Wales politics

Heart treatment service: 'Clear decision needed' over future

Dr Graham Thomas
Image caption Dr Graham Thomas established the one-stop diagnostic clinics in 2015

Uncertainty over funding for a heart treatment service is making it difficult to recruit and retain staff, its clinical lead has said.

North Wales Community Cardiology Service, which examines and diagnoses people with suspected heart conditions, has funding until March.

Dr Graham Thomas called for a clear decision on the future of the service.

Betsi Cadwaladr Health Board said it was carrying out a robust evaluation to ensure the best use of public funds.

Dr Thomas, a GP in Corwen, Denbighshire, established the one-stop diagnostic clinics in 2015 but said they had been funded by a series of six-month contracts.

The service directly employs 15 staff across 11 locations including Flint in Flintshire, Llandudno in Conwy county, Dolgellau and Porthmadog in Gwynedd and Holyhead, Anglesey.

He said: "The staff enjoy working in the service, they just want the security of a contract that's going to enable them to plan ahead, to pay their mortgages etc, rather than an extension every six months, which is the current situation.

"When one of our senior nurses retired we were unable to replace her because there's no long-term funding available.

"Similarly if people go off sick or move onto other posts - which are permanent so they can have more security for their own futures - we're unable to backfill temporarily or recruit new staff members."

He said there was "genuine concern" among senior clinicians that the health board could not make "relevant decisions in a timely manner".

Image caption The service uses ultrasounds to diagnose heart conditions

"We need people in positions of authority to make a clear decision... decide whether or not they're going to fund the service and commit to long-term funding."

A spokesman for Betsi Cadwaladr University Health Board said: "It's entirely wrong to suggest we are looking to cut funding to this service.

"As with all requests the health board receives to commit funding, we need to go through a robust evaluation of the benefits of non-recurring projects to ensure the best use of public funds.

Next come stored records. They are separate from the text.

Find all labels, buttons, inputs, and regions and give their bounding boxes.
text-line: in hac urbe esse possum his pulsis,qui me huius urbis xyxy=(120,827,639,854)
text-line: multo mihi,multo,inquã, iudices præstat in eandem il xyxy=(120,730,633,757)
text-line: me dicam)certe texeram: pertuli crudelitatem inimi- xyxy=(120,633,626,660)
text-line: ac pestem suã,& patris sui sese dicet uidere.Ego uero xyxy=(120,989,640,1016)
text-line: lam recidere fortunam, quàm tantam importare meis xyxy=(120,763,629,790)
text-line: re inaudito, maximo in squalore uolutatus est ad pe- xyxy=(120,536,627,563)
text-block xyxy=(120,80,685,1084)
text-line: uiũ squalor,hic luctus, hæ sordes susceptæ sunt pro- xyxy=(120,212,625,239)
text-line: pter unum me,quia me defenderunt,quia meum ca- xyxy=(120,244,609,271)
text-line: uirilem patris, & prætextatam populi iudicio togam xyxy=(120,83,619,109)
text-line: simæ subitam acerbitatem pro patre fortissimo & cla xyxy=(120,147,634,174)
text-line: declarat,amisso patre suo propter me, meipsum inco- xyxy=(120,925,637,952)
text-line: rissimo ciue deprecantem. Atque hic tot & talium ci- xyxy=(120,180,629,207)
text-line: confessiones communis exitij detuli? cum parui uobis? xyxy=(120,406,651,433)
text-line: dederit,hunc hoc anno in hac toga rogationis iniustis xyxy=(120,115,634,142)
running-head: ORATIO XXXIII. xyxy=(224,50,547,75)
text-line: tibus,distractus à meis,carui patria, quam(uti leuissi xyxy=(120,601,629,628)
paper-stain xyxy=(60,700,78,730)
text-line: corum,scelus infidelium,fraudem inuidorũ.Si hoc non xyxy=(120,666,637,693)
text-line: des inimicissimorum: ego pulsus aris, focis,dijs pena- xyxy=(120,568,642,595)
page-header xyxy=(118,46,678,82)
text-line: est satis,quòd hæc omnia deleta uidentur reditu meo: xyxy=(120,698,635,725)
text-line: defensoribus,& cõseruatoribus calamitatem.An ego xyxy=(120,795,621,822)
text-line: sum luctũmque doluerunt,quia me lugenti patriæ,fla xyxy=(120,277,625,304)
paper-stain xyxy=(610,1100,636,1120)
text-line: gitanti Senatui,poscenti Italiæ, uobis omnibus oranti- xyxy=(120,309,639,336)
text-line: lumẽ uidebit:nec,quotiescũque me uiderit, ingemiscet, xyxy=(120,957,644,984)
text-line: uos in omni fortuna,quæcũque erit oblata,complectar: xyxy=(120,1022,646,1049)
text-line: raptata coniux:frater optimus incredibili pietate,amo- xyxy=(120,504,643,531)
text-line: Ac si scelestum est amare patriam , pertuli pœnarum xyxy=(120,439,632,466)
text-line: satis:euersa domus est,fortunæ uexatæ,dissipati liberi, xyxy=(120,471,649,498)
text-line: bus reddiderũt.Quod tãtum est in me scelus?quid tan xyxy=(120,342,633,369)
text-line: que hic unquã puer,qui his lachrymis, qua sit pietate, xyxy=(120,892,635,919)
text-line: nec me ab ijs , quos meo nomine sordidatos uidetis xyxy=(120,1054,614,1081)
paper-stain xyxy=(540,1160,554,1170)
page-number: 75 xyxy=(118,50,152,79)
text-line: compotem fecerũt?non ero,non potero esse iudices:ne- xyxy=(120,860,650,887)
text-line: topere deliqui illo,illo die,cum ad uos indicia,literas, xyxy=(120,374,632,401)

"[The] request for a business case was not about stopping the service, but about ensuring we have the best approach to providing this service to people across north Wales."

He added the health board "fully recognises the value of the heart failure service" and was working to "ensure this service remains available to people in north Wales."

A Welsh Government spokesperson said: "This is an investment matter for the health board. We expect them to invest in the appropriate services to meet the needs of their local population."